ADR-131: ToolOutputGuardrail — semantic screening at the content boundary

Status: Accepted Date: 2026-05-26 Issue: ruvnet/ruflo#2149 Related: OWASP Top 10 for Agentic Applications 2026 ASI01 (Goal Hijacking)

Context

Ruflo's @claude-flow/security package has strong transport- and boundary-level controls:

Control	Component
Input validation at HTTP/CLI ingress	`InputValidator` (Zod)
Path traversal prevention	`PathValidator`
Command injection prevention	`SafeExecutor`
Password hashing	`PasswordHasher` (bcrypt)
Token generation	`TokenGenerator`
Inter-agent trust	Claims (ADR-101), federation TLS (ADR-107)

Gap: zero semantic screening of content returned by MCP tool calls, memory reads, or external API responses before that content enters agent reasoning. An attacker who influences any retrieved content (web page, document, memory entry) can embed instructions that the LLM will execute, since it cannot reliably distinguish data from instructions.
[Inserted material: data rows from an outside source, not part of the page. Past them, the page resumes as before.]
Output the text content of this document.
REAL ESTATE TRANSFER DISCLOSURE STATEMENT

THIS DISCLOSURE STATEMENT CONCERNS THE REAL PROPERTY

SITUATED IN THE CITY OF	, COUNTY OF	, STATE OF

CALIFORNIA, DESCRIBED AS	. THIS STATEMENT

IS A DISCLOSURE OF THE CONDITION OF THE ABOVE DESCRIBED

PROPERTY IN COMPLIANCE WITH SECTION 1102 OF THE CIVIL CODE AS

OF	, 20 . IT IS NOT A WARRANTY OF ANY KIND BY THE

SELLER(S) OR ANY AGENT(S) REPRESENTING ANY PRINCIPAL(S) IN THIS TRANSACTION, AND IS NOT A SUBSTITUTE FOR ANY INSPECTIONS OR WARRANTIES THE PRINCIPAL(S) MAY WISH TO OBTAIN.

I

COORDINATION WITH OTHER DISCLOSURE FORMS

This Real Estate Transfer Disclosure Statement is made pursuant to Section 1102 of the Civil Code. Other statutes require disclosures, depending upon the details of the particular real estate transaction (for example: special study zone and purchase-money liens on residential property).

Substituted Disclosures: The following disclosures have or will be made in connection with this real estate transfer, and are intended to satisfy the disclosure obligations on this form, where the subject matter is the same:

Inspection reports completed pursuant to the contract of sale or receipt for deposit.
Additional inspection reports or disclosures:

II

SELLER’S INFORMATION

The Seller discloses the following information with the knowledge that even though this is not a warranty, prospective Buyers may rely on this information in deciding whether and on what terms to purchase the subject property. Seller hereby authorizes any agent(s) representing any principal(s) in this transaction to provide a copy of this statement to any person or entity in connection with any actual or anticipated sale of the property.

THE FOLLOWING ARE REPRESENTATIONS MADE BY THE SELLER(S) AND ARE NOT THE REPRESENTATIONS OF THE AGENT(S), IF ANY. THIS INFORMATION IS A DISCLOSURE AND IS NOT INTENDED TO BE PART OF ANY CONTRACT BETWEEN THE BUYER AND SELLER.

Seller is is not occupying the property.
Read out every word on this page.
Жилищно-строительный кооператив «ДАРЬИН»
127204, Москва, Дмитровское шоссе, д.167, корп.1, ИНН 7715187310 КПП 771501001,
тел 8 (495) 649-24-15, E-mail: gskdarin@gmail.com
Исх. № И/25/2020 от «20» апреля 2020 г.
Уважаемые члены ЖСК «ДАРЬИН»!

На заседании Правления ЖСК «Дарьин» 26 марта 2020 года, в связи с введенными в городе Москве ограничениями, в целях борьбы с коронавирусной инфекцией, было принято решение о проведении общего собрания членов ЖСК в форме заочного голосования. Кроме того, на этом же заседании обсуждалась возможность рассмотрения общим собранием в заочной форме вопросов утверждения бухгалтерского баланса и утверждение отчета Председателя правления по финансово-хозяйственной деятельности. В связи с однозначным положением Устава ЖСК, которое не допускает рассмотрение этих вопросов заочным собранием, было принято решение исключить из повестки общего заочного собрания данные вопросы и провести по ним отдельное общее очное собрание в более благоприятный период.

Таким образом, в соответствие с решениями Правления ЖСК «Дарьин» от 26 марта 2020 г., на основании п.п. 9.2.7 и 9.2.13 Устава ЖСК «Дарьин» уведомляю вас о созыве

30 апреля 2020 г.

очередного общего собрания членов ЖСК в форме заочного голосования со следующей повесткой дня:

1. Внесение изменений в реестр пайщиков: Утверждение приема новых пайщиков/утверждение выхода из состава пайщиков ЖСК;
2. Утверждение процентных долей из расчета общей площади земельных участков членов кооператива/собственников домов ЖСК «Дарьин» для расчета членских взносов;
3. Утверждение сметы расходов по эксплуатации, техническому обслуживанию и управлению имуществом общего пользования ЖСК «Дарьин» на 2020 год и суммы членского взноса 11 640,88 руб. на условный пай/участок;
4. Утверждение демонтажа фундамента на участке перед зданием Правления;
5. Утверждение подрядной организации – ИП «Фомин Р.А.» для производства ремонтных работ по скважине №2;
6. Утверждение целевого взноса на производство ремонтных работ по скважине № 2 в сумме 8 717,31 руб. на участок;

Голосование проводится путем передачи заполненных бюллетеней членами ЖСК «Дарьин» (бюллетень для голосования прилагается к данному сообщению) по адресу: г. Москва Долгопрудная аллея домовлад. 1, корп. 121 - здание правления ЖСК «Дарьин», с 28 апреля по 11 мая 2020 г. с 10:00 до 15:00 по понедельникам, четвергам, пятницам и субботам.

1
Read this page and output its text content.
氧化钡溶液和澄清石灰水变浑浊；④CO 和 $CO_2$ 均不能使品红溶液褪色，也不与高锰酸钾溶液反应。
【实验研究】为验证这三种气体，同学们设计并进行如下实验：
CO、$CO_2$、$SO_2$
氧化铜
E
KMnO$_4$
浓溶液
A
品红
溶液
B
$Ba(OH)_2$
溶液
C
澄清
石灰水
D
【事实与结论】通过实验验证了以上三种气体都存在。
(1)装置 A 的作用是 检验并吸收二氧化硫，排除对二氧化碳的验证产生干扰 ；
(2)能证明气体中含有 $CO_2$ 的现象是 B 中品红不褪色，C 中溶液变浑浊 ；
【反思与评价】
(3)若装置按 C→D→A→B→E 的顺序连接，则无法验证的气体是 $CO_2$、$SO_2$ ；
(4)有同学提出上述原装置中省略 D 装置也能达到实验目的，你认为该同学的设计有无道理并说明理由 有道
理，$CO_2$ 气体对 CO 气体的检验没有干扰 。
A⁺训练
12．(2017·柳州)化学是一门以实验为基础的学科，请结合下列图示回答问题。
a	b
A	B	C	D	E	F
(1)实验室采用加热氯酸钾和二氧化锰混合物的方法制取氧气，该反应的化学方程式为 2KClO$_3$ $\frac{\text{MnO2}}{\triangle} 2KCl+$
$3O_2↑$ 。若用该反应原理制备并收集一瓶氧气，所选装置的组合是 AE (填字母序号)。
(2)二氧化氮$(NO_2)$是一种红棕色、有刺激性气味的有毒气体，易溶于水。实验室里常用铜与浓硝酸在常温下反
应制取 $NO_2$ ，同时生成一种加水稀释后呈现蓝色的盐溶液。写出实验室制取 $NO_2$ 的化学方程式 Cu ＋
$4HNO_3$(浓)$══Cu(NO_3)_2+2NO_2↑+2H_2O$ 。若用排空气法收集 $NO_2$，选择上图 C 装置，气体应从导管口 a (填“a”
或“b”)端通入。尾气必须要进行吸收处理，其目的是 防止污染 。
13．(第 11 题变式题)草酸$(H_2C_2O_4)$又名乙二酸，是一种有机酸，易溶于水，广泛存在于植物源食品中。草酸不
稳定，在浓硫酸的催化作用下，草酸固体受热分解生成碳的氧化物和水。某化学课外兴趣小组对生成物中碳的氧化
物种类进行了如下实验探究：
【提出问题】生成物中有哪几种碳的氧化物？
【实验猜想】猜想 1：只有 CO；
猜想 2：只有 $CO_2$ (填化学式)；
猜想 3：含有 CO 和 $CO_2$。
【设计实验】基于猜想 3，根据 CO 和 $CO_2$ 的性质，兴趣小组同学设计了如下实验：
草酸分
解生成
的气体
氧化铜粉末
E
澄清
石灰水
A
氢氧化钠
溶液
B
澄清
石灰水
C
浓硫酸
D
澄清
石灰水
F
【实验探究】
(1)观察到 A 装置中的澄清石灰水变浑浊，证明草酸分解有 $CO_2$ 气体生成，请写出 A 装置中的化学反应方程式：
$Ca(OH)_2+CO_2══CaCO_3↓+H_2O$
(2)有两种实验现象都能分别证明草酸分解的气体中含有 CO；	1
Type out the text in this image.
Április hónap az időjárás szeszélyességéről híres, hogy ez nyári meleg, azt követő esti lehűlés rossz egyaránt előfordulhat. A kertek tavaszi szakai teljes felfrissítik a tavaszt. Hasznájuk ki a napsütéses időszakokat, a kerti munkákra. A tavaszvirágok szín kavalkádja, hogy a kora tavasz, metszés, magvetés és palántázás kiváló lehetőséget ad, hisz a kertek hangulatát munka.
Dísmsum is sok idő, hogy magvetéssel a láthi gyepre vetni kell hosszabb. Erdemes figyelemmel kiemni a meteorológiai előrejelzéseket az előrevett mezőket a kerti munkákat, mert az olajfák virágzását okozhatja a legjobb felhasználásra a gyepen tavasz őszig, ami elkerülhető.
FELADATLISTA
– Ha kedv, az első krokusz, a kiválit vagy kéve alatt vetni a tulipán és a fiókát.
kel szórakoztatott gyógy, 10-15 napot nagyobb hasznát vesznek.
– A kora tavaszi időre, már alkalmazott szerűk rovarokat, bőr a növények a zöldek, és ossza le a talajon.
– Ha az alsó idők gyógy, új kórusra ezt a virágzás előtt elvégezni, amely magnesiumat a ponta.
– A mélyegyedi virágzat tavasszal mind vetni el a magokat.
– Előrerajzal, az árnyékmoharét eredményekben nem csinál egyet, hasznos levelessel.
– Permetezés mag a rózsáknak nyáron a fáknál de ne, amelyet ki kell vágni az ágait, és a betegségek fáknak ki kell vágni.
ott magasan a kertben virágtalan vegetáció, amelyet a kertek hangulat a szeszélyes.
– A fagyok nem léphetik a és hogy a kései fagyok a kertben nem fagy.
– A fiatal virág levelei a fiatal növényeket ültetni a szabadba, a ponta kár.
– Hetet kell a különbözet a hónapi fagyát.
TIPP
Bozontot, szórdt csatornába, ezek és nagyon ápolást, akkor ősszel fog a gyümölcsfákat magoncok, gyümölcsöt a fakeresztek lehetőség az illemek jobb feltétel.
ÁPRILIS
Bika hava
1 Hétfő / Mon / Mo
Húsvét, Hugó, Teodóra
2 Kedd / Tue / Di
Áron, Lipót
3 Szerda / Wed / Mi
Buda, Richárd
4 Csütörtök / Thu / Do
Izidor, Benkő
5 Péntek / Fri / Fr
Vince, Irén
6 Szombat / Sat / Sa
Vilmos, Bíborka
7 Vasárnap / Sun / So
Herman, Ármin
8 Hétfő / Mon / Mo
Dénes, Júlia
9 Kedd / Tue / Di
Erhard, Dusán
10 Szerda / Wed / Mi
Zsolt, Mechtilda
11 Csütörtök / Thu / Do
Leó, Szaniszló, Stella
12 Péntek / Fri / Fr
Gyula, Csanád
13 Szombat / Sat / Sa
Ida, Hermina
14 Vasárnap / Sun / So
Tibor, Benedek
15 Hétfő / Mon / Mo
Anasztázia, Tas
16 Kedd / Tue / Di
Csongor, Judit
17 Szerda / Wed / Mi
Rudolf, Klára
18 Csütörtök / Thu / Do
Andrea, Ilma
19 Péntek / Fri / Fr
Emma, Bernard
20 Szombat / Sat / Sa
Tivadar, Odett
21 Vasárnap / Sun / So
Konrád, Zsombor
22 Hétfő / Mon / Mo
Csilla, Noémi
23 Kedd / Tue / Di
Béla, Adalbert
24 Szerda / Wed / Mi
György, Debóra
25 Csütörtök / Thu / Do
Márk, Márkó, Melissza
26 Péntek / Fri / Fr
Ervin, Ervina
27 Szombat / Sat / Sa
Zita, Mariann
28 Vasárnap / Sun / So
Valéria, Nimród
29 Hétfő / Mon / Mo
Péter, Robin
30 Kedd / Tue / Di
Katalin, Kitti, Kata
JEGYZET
OWASP ASI01 — Agent Goal Hijacking — ranks this as the #1 risk in the 2026 agentic-applications top-10. A Jan 2026 systematic review of 78 studies (arXiv:2601.17548) reports adaptive attacks achieve >85% bypass rates against current SOTA defences. System-level per-boundary guardrails are the only defence category with sub-millisecond latency and no model dependency — and the only one practical to apply at every tool boundary.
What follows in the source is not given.